You listen to Mozart in the mornings and eat fish oil vitamins because you want to do everything right. You read to me as I sit peacefully inside of you because you know that prenatal reading exposure can drastically change the mental capacity of a child. You've changed your diet for me. You have stopped drinking wine. Your hands habitually return to a folded position on your stomach because you hold me, just like you'll hold me for the next several months in your stomach and the next several years in your arms. You want to do everything right.
In a few short weeks, I'll put you through forty-five hours of excruciating labor. You'll cry and scream and you'll almost pass out, but you'll keep counting to three and you'll keep breathing because you want to do everything right. You'll have your hair pulled back because your face is so sweaty and you'll be crushing Dad's hands as you push, but the bag is packed and my pink blanket is folded and soon, you'll wrap it around me because you want to do everything right.
And then, I'll be born. You will hold me gently and kiss my forehead. You'll bring me home and feed me and watch me as I sleep because you want to do everything right. You'll make your friends wash their hands before they hold me and you won't let the dog anywhere close to my crib. You'll watch me with every breath and never let me out of your sight because you want to do everything right.
Seven years will pass and I'll be off to second grade. You'll buy me a new backpack and pack my lunch every day because you want to do everything right. I'll cry every day and beg you not to make me go, but you make me because you love me and you pick me up every time I test positive for strep. You'll take my temperature and make me soup and beg me to make it one day. My teachers will offer to move me up a grade, but you refuse because you'll want me to become a leader and you want to do everything right.
Ten years later, I'll be starting my senior year of high school. You'll help me apply for scholarships and visit colleges and we'll spend days on instagram stalking the baseball players at different schools. You'll come to every soccer game and spell bowl competition just like you always have because you want to do everything right. But that won't be enough for me and I'll rebel. I'll sneak out and lie to you and I'll tell you that I hate you. You'll pray for me relentlessly and send me Bible verses because you want to do everything right.
You'll go into your room and break down because you didn't do enough. You wanted to do everything right, but you'll think about all the ways you've failed as a mother. You'll cry into your pillow and beat yourself up because maybe if you'd been a little more involved, a little more invested, maybe you wouldn't have a prodigal daughter who hates her mom. You'll scream in the car because all you ever wanted was to do everything right but all you can see is the darkness of the road in front of you and you think that if only you had done something right, your family wouldn't be in shambles. You only wanted to do everything right.
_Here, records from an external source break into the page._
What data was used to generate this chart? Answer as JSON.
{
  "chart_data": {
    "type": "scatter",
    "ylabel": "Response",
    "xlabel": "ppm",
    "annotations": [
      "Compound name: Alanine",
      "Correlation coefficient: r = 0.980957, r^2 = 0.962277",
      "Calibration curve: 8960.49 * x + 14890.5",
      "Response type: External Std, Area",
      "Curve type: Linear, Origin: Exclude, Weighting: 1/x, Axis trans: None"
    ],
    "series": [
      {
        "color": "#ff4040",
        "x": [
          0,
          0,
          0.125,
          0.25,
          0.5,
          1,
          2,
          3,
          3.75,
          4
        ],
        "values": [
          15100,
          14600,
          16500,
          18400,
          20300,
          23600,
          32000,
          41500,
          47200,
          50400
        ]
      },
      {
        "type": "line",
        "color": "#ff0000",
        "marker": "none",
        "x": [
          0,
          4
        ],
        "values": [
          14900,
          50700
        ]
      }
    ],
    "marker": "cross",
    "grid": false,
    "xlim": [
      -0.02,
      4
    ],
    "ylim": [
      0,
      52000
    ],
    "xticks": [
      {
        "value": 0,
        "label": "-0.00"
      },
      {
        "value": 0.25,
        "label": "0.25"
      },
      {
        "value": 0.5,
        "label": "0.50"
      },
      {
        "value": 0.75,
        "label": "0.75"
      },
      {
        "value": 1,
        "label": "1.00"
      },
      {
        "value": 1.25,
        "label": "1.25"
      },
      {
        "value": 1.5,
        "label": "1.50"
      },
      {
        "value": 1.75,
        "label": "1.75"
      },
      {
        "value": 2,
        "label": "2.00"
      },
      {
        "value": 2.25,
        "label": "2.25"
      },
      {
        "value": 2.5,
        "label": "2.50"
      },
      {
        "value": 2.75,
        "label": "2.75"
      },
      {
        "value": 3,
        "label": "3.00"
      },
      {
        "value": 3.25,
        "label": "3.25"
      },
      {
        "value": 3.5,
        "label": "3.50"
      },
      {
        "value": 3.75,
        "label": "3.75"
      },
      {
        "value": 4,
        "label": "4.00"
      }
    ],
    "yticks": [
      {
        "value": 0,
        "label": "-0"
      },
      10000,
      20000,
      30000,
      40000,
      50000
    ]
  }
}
But one day, I'll come home. You'll greet me warmly and you'll celebrate my return. You'll praise Jesus for bringing me back and we'll catch up on the time that has passed. I'll thank you for never leaving me and I'll realize, finally, how you did everything right and how foolish I was for ever saying I hated you. You'll hug me even though you've never been a hugger and I'll tell you how much I love you and how I can never live without you. I'll remember the way you packed my lunch and read to me and made me soup and, even though you didn't feel like it, you always did everything right.
And hopefully one day, I'll be exactly like you.